Think not of them, thou hast thy music too,--
While barred clouds bloom the soft-dying day,
And touch the stubble-plains with rosy hue;
Then in a wailful choir the small gnats mourn
Among the river sallows, borne aloft
Or sinking as the light wind lives or dies;
And full-grown lambs loud bleat from hilly bourn;
Hedge-crickets sing; and now with treble soft
The red-breast whistles from a garden-croft;
And gathering swallows twitter in the skies.

 John Keats , 1795-1821

2 comments:

Teresa Evangeline said...

Hi Grethe! There is a sumptuousness to this poem I love. Many fine lines, all very descriptive. I also like your sidebar photos and quotes.

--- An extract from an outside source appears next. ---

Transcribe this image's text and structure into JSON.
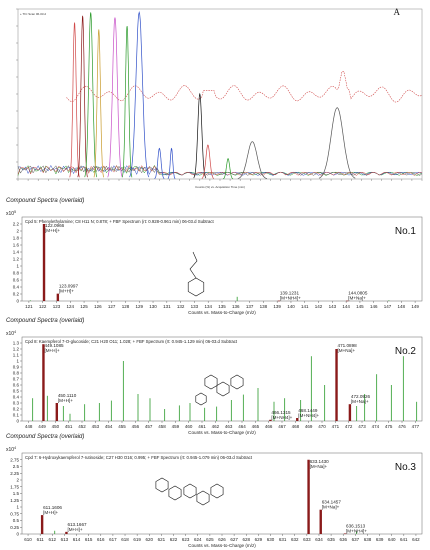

The one by Krishnamurti is one I have had to learn...more than once. :) I also chuckled over the Cicero quote. Some things remain the same no matter how much time has passed.

I hope you're having a very fine weekend.
Teresa

Thyra said...

Hej Teresa! I love it too. It's amazing how these old poems talk so much to us two hundred years later, isn't it. When I first saw the Cicero quote I couldn't help giggling too. It really fits well at all times! I can almost hear him sighing, when he says that everyone is writing a book!

Quiet week-end here. My son worked on my computer Saturday! First snow , not much, already gone. A very grey day today. Just weather for inside doings. No photos outside!